Lets start with this: Heart Surgery is safe. 99.4% of patients survive the surgery & live a better longer fruitful life.
Decades ago in 1953, simple heart operations often times led to about 66% deaths. Research was mounted in a big way across the western hemisphere, and monumental advances were made in cardiac surgery over the decades as a direct result. This led to a steep decline in death rates and better post-operative practices.
By 1995, the death rates for cardiac surgery fell to 8%. Knowledge, science, technology and techniques have improved once again and in the last 10 years we have come a long way once again with the average death risk of about 2% for most cases. However, the most complicated patients with multiple other problems obviously have higher risks invovled.
Major risks include Death (as above), paralytic stroke and other major organ system failure. Paralytic stroke is a devastating complication that has troubled cardiac surgery over the years. The risk of stroke is significantly lower now that what it was even 2 decades ago, the recent studies reflect an incidence of 2.0-2.3%.
Why a stroke:
The heart almost never develops narrowing in its arteries in isolation, atherosclerosis is a whole body process affecting arteries of the brain, spinal cord, kidneys, liver, bowel and also the arms and legs. Should a patient develop a low blood pressure or go in shock, anytime during or after an operation, all these organs are at risk of temporary or permanent dysfunction. There are some operations when we operate upon the aorta at the root of neck, such operations especially carry a higher risk of stroke.
Kidneys can similarly fail after an operation. Provided heart resumes adequate function rapidly, renal failure following surgery should also recover. Some patients with preexisting chronic kidney disease could end up becoming dialysis-dependant following surgery. In general if the kidneys were healthy before a heart op, they would regain function. However, for patients where kidneys fail secondary to heart failure, the chances of survival reduce significantly.
There are a group of patients where heart surgery itself might reverse kidney failure. These are patients with right heart failure or with constrictive pericarditis. I have seen individuals treated by kidney and liver specialists, who had this condition that precipitated organ failure; cured not only of their heart condition, but also of kidney or liver failure after heart surgery. Patients with heart failure are often given large doses of pills called diuretics, that can often aggravate renal dysfunction and cause frank failure. If the underlying cause of heart failure can by treated effectively such patients can have miraculous recoveries.
The worst complication for the elderly heart patients is gangrene of the intestine. Quite possibly in India we operate upon a slightly younger population that is not so much at risk for bowel gangrene.

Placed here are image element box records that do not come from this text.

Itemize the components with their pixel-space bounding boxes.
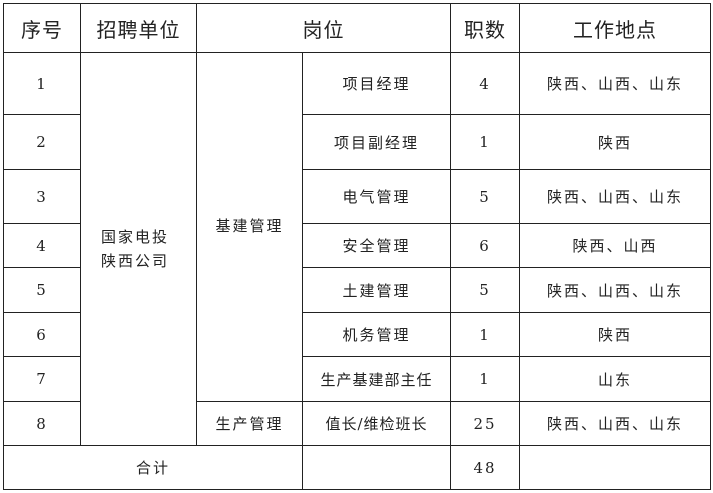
table-row: 4 安全管理 6 陕西、山西 <box>3 223 711 268</box>
row-index: 1 <box>3 52 81 115</box>
header-unit: 招聘单位 <box>80 3 197 53</box>
row-position: 机务管理 <box>302 312 451 357</box>
row-index: 6 <box>3 312 81 357</box>
row-count: 1 <box>450 114 520 170</box>
total-empty <box>302 445 451 490</box>
row-position: 电气管理 <box>302 169 451 224</box>
unit-line1: 国家电投 <box>101 228 170 246</box>
row-position: 项目经理 <box>302 52 451 115</box>
row-index: 5 <box>3 267 81 313</box>
table-row: 3 电气管理 5 陕西、山西、山东 <box>3 169 711 224</box>
row-count: 5 <box>450 169 520 224</box>
row-location: 陕西、山西、山东 <box>519 267 711 313</box>
header-position: 岗位 <box>196 3 451 53</box>
row-index: 8 <box>3 401 81 446</box>
row-location: 陕西 <box>519 312 711 357</box>
table-row: 8 生产管理 值长/维检班长 25 陕西、山西、山东 <box>3 401 711 446</box>
total-row: 合计 48 <box>3 445 711 490</box>
row-count: 25 <box>450 401 520 446</box>
row-count: 6 <box>450 223 520 268</box>
row-position: 值长/维检班长 <box>302 401 451 446</box>
header-index: 序号 <box>3 3 81 53</box>
row-location: 陕西、山西、山东 <box>519 169 711 224</box>
row-index: 7 <box>3 356 81 402</box>
row-position: 生产基建部主任 <box>302 356 451 402</box>
dept-production: 生产管理 <box>196 401 303 446</box>
header-row: 序号 招聘单位 岗位 职数 工作地点 <box>3 3 711 53</box>
row-location: 陕西、山西、山东 <box>519 401 711 446</box>
row-location: 陕西 <box>519 114 711 170</box>
dept-construction: 基建管理 <box>196 52 303 402</box>
recruitment-table: 序号 招聘单位 岗位 职数 工作地点 1 国家电投陕西公司 基建管理 项目经理 … <box>3 3 711 490</box>
row-count: 1 <box>450 356 520 402</box>
header-location: 工作地点 <box>519 3 711 53</box>
total-label: 合计 <box>3 445 303 490</box>
row-index: 2 <box>3 114 81 170</box>
row-position: 土建管理 <box>302 267 451 313</box>
table-row: 2 项目副经理 1 陕西 <box>3 114 711 170</box>
table-row: 6 机务管理 1 陕西 <box>3 312 711 357</box>
header-count: 职数 <box>450 3 520 53</box>
table-row: 7 生产基建部主任 1 山东 <box>3 356 711 402</box>
row-location: 陕西、山西、山东 <box>519 52 711 115</box>
row-location: 山东 <box>519 356 711 402</box>
unit-line2: 陕西公司 <box>101 252 170 270</box>
row-position: 安全管理 <box>302 223 451 268</box>
row-count: 5 <box>450 267 520 313</box>
total-count: 48 <box>450 445 520 490</box>
row-count: 1 <box>450 312 520 357</box>
table-row: 1 国家电投陕西公司 基建管理 项目经理 4 陕西、山西、山东 <box>3 52 711 446</box>
unit-cell: 国家电投 陕西公司 <box>80 52 197 446</box>
row-position: 项目副经理 <box>302 114 451 170</box>
row-index: 4 <box>3 223 81 268</box>
row-location: 陕西、山西 <box>519 223 711 268</box>
total-empty-location <box>519 445 711 490</box>
row-index: 3 <box>3 169 81 224</box>
table-row: 5 土建管理 5 陕西、山西、山东 <box>3 267 711 313</box>
row-count: 4 <box>450 52 520 115</box>
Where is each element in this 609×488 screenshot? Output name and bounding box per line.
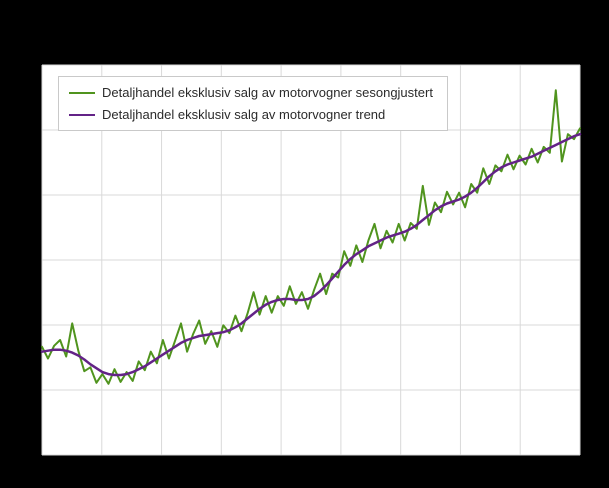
legend-item-trend: Detaljhandel eksklusiv salg av motorvogn…	[69, 106, 433, 123]
trend-line-swatch	[69, 113, 95, 116]
legend-item-seasonally-adjusted: Detaljhandel eksklusiv salg av motorvogn…	[69, 84, 433, 101]
legend: Detaljhandel eksklusiv salg av motorvogn…	[58, 76, 448, 131]
seasonally-adjusted-line-swatch	[69, 91, 95, 94]
trend-line	[40, 132, 582, 377]
trend-legend-label: Detaljhandel eksklusiv salg av motorvogn…	[102, 107, 386, 122]
seasonally-adjusted-legend-label: Detaljhandel eksklusiv salg av motorvogn…	[102, 85, 433, 100]
seasonally-adjusted-line	[41, 89, 581, 385]
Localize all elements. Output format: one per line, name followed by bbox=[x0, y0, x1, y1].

My observation is that though cardiac surgical techniques have been fine tuned, no major surgical innovations can take credit for reducing risks of heart surgery. My belief is that the treatments, drugs and monitoring as well as personnel available nowadays for a patient undergoing Cardiac Surgery is much more definitive and reliable. That clearly would be the reason why all surgeons working in a particular hospital get almost similar results and why also some hospitals continue to get poor results when rest of the world has marched ahead.
We challenged ourselves a few years ago to see if we could improve upon the readily acceptable figure of 2%. At Sir Ganga Ram Hospital, we aimed to have 99% survival but kept our mission close to our chests. We have been blessed, our team has been successful 1194/1200 times. That is a 99.5% survival rate. This result is truly remarkable for we do some of the most complex and riskiest operations including mechanical complications of heart attacks, aortic dissection surgery, surgery for HOCM as well as Heart Transplantation.
The patients undergoing heart surgery nowadays are more of a challenge; patients are older and operations more complex. Looking at the rate of improvement in cardiac surgery however, we can finally start thinking about 100% survival rates – something unthinkable only 15 years ago.